New Brunswick Amends Pension Benefits Act
On May 31, New Brunswick introduced Bill 63, An Act to Amend the Pension Benefits Act, which establishes an optional new program structure available to pension plans registered in New Brunswick. This legislation represents the culmination of the work of the Pension Task Force, appointed in December 2010 to review pensions in New Brunswick, and has the objective of improving the security, sustainability and affordability of the pension system. The new approach is designed to be very transparent while improving the equity among all relevant parties. The following principles guided the work of the Task Force:
- pension plans must be able to pay benefits for members today and for those members who will retire in the future;
- there should be no advantage to retiring before any changes are made to the plan;
- pension amounts earned up to any agreed-upon revisions will not be decreased;
- any changes will be incremental and implemented on a go-forward basis; and
- the plans must be fair to employees at all stages of their career as well as to retirees.
The result of this process was the development of Shared Risk Pension Plans (“SRPs”). SRPs are a unique take on the traditional defined benefit pension plan and are modeled after a design that has been evolving in the Netherlands for over 15 years but with the benefit of several years of experience and extensive stress testing based on current Canadian and global market conditions. In short, a SRP provides a modest initial benefit promise based on career average earnings and no post retirement indexation but is funded at a level where future surpluses are expected to be adequate to pay for substantial inflation adjustments for plan members both before and after retirement. A portion of surpluses generated must be used to enhance benefits for all plan members through inflation adjustments and the balance held in reserve to protect the long term security of the program. Contribution holidays are not allowed unless mandated by the ITA. The contribution rate, benefit level, investment strategy and related aspects of plan operations are subject to a stringent risk management process, including annual valuations. This approach is targeted to achieve the consistency in contribution rates that many plan sponsors find attractive in defined contribution programs while maintaining the high level of benefit security that employee groups typically value in more traditional defined benefit programs. Key aspects of SRPs include:
- Shared contribution – known in advance
- Clear funding guidelines – clear rules detailing how funding levels are established
- Sound investment policy – focused more on security and less on “chasing returns”
- Robust risk management – high probability (75%+) that targeted goals for inflation enhancement of benefits will be achieved and very low probability of benefit reduction (<2.5%)
- Clear disclosure to members – the “pension deal” is explicit and false promises are avoided
- Managed by independent board of trustees – independent operation within rules set when plan is established
The legislation permits both public and private sector programs to adopt the SRP model, subject to satisfying minimum criteria including demonstration that the program fulfills the guidelines for a high probability of success and a very low likelihood of the funded position deteriorating to the point where benefit reductions are required to protect the program’s financial security. There is also a specialized termination benefit calculation targeted to maintain equity between members who leave and those that remain in the SRP.

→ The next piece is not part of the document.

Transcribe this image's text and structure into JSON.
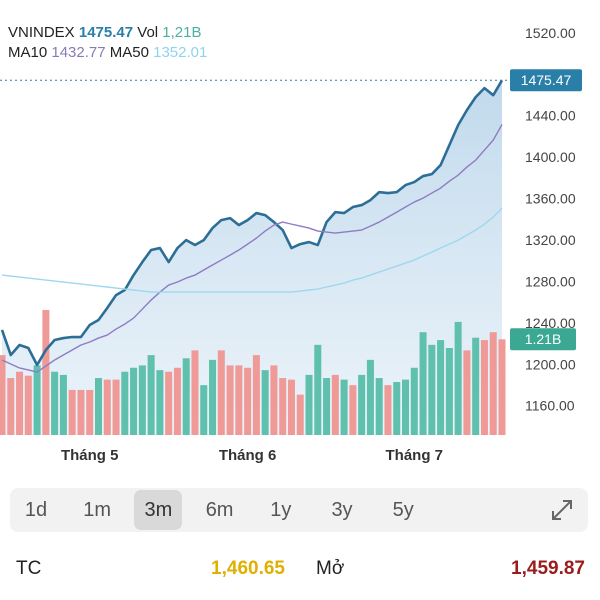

It should be noted that the conversion to the SRP model also includes benefits payable in respect of past service, including existing retiree pensions. Thus existing pensions which have indexing “guarantees” can be converted to a SRP under which future indexing of all pensions is conditional on the plan’s funded status. This is a unique approach as most other jurisdictions have treated all benefits in respect of past service (including future indexing for inflation) as crystallized and have required that any rebalancing of program costs be achieved by amending only future service accruals or contribution rates. An exception to this is Nova Scotia Public Service Superannuation Plan which was amended in 2010 to make all indexing after 2015 (including existing pensions in pay) conditional on the plan’s funded status and was further revised earlier this year to implement a jointly trusteed target benefit design.
Four unions representing New Brunswick public sector employees plus one private sector program were heavily involved in the consultation process leading to the SRP design and have already signed on to convert their plans to the SRP model. The NB Government has announced that it is their intention to engage in similar consultations with the balance of public sector employees in the province.
Regulations spelling out details regarding the operation of SRPs have not yet been released.